DANIEL PIPES, DIR., MIDDLE EAST FORUM: Joie, I don't think he does. He has certainly some influence. He controls the police, he controls intelligence services, he controls what's known as the Tamzin, the youth.
But in the end, I think what's really important here is that a mood has developed over the last decade of Palestinian strength, Arab strength. There's a feeling of enthusiasm, of excitement, of exhilaration, which is moving this forward fast. And Arafat, I don't think anymore, can control it.
It's a little like -- a little bit like the fire in the Los Alamos hills, which was started under control but got out of control. Nobody now controls this. Arafat can make a difference. He can help, but it's now a sense, as Peter Rodman just put it, that Israel's on the run, and there's a great deal of excitement through the Arab and Muslim worlds.
CHEN: You have written in recent days about the violence, about the clashes, marking a turning point in this quest for peace. Do you see it as a turn to a dead end?
PIPES: Well, Joie, I think the Israelis are now at a very decisive point. They can choose to continue with the Oslo process that had started in 1993, it's seven years old now, or they can decide that this is defunct. It didn't work. It was a good idea, it looked like a great idea. It was a very attractive idea, but it was a failure.
Personally, I think it is a failure from the American point of view. The Israelis went out of their way to give, to be generous, to overlook the Palestinians not fulfilling their part of the contract.

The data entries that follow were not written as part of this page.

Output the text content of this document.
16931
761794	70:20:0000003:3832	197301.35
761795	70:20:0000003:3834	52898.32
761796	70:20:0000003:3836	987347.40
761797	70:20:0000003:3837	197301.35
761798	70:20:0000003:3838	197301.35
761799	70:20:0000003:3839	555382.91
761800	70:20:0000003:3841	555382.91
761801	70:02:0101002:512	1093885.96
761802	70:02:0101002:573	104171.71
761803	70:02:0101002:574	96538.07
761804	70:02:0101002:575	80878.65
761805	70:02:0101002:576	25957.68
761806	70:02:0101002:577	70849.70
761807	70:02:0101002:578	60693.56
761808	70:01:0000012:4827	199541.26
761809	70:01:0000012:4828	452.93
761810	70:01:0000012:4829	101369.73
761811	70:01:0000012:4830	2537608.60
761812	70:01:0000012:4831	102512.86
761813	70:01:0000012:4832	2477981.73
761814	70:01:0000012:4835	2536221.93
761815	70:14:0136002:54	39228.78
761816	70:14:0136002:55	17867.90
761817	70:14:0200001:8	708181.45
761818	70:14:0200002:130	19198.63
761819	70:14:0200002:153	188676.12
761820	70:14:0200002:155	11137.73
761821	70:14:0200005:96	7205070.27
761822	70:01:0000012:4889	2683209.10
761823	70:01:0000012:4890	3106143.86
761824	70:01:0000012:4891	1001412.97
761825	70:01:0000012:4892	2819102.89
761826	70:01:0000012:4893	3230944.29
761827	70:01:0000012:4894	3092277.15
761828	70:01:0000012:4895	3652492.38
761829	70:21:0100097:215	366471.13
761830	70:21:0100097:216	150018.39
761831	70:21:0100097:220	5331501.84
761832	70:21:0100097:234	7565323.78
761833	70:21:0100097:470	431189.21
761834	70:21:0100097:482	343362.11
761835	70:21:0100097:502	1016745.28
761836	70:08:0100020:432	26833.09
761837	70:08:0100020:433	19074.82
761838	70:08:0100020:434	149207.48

But in the end, what you find is not a Palestinian body politic that's ready to reach out to Israel and make peace, but you see Palestinians who are full of hate and who really in the end want to destroy Israel. So I'm pessimistic personally. I think the Israelis would do best if they were to rethink this whole thing. And I think, as Americans, we want them to. Because insofar as they continue with the peace process, they are signaling the Arabs that they are weak. And if the Arabs get the sense that Israel is really weak, then they might attack. And then we Americans, you know, are in the middle. And we are going to be in a tight spot.
So we want -- we need an Israel that can protect itself, that is seen as strong.
CHEN: Let me talk about thinking and rethinking. That is under way, after all, at this hour in Tel Aviv, the Israeli Cabinet meeting again in emergency session to discuss all these issues right now, even as we speak. What would you look for in their response?
PIPES: Well, the meeting that is taking place now is probably going to be decisive. I look to a -- the key thing for me is, are they going to say, once the violence is over, we're going to return to the negotiations as they were before -- we will basically ignore this. We will basically accept this all-out assault on Israel and make as though if didn't really matter very much -- or are we going to say this is something very important, very decisive, and you cannot be ignored? That's the key.
Are the event of the last 12 days an important factor, or are they something to be discounted?
CHEN: And indeed, all politics is local. The local Israeli politicians looking to Israeli public opinion, is it behind pursuing the Oslo process?
PIPES: We don't know yet. What tends to happen is that in times of crisis like this, the Israeli population is disgusted with the process and says enough. But then a week or 10 days later, they say, well, you know, there's really alternative. We'd better go on with it as it is.
The key question is not so much what the instant response is, but what the response will be in a week, two, three.
CHEN: Daniel Pipes, the director of the Middle East Forum, we appreciate for you being us for THE WORLD TODAY.